The National Trust 'Richer than ever' (ctd.)
September 7 2022
Picture: NT
The latest National Trust annual accounts have been released. Last year, I wrote that the Trust was 'richer than ever', and, after a bumper year, it's now richer than ever, again. This is undoubtedly a Good Thing. It's a reflection of the impressive effort everybody working at the Trust has put into re-opening their sites after the pandemic, as well as the public's determination to revisit country houses and outdoor spaces. But it also shows, in my view, that the Trust's senior management over-reacted to the pandemic, in sacking over 1,700 people, and restructuring what it calls its 'mansion offer'. I wrote about the restructuring plans (the ten year 'vision' document, illustrated above) at the time, here.

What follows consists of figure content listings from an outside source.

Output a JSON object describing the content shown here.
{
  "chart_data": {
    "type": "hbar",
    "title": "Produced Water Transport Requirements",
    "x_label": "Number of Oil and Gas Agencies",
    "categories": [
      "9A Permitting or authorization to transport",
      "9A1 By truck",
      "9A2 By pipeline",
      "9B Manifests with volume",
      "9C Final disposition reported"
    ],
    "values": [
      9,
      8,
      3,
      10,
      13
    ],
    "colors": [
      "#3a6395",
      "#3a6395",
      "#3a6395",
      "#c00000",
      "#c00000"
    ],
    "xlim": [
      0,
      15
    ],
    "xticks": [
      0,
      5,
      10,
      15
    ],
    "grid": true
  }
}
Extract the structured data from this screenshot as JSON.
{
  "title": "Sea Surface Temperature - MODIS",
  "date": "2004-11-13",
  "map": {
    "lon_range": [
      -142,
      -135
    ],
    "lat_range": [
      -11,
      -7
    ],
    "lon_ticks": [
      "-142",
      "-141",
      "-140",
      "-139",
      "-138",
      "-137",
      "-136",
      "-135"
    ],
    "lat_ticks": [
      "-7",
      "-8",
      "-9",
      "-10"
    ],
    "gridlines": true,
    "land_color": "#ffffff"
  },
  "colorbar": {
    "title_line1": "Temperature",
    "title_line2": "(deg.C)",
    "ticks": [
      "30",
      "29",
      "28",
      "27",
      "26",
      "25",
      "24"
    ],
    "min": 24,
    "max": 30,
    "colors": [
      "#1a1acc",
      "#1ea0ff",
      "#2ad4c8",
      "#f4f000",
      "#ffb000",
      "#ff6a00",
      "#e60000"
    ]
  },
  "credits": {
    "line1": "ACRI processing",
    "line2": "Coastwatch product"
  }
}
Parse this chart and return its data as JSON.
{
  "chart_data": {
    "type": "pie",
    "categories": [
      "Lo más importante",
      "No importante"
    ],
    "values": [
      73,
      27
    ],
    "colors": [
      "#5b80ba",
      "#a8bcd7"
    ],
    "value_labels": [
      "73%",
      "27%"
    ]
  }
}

First, a look at the latest numbers (you can see the accounts in full here). My richer than ever description comes from what the Trust's 'total funds', which includes reserves. This year, total funds are £1.68 billion, up from £1.47 billion last year, which was already a record (you can see last year's accounts in full here). Total income was £651m, up from £507m last year, but still a little down on pre-pandemic figure of £680m from 2019. However, the Trust's preferred lead indicator of its financial health is what it calls its Operating Margin (in other words, a profit), and this year it was a record £177.5m, or 30.6%. To put that into context, in the last five years, the Operating Margin has been as follows:
2018 £111m 20.7%
2019 £112m 19.7%
2020 £131m 21.4%
2021 £94.2m 19.9%
2022 £177.5m 30.6%
This year's healthy Margin is in part due to surging visitor numbers, up 7 million on last year to a total of just over 20 million. The Trust has enjoyed stable membership numbers, and, as with last year, has some sharp fund managers working for it, seeing its reserves rise again. But having a significant effect on the Margin are staff costs, which were £257m pre-Pandemic, and last year (after those redundancies) were lower, at £218m, a saving of £39m.
The question is, however, did the Trust need to sack those 1700 people in the middle of a pandemic, and in quite a brutal fashion? The redundancies cost £22m in cash, and an unquantifiable figure in goodwill; I remember at the time hearing some really heartbreaking stories of staff not only losing their jobs, but their homes too. Trust management at the time told me they believed the pandemic would seriously impact their finances for up to three years, and they had to plan accordingly. But looking at the latest financial figures, there's no doubt the Trust could have afforded to retain its staff (by putting them on furlough), and still, once visitors flocked back post-lockdowns, have made an above average Margin.
You might say, of course, that at the time nobody knew how long the pandemic would last, which is true. And yet there's a difference between planning for an unknown, and panicking. Even as late as mid 2020, when the Trust was implementing its redundancy plan, it was clear the government's furlough scheme would be effective. I remember a conversation with a senior Trust leader where they refused to believe the furlough scheme would be extended, and even said - I was so surprised made a note of it - that they didn't want to be reliant on state funding. By late 2020 it was also clear vaccines would arrive by Spring 2021, and that planning for a return to full activities by about mid 2021 was likely. And so it proved.
In addition to job cuts, the legacy of the Trust's rushed savings plan can be seen today in numerous properties which have reduced opening times, just as the Trust's 'flexing' plan set out, all the way back in early 2020. Properties like Peckover House, which used to be open regularly throughout the year for self-guided tours, is now only open at very limited times for guided tours. Recently, on a visit to Hardwick Hall, I found one floor closed, due to a lack of volunteers. Those of us who, back in 2020, were somewhat suspicious at the speed with which the Trust unveiled its flexing plan will wonder why, after two bumper years of financial growth, these properties are not now fully accessible again. Perhaps that's what it was about all along.
I write all this as a member of the Trust, a lifelong fan, and an admirer of all those who work and volunteer there. I have no time for the misguided culture warriors at Restore Trust, who unjustly criticise the National Trust's scholars and curators. (In fact, they have helped make the situation at the National Trust worse, by taking attention away from what really matters.) I just hope the Trust learns from its mistake - and a good way to start would be by apologising to those it sacked.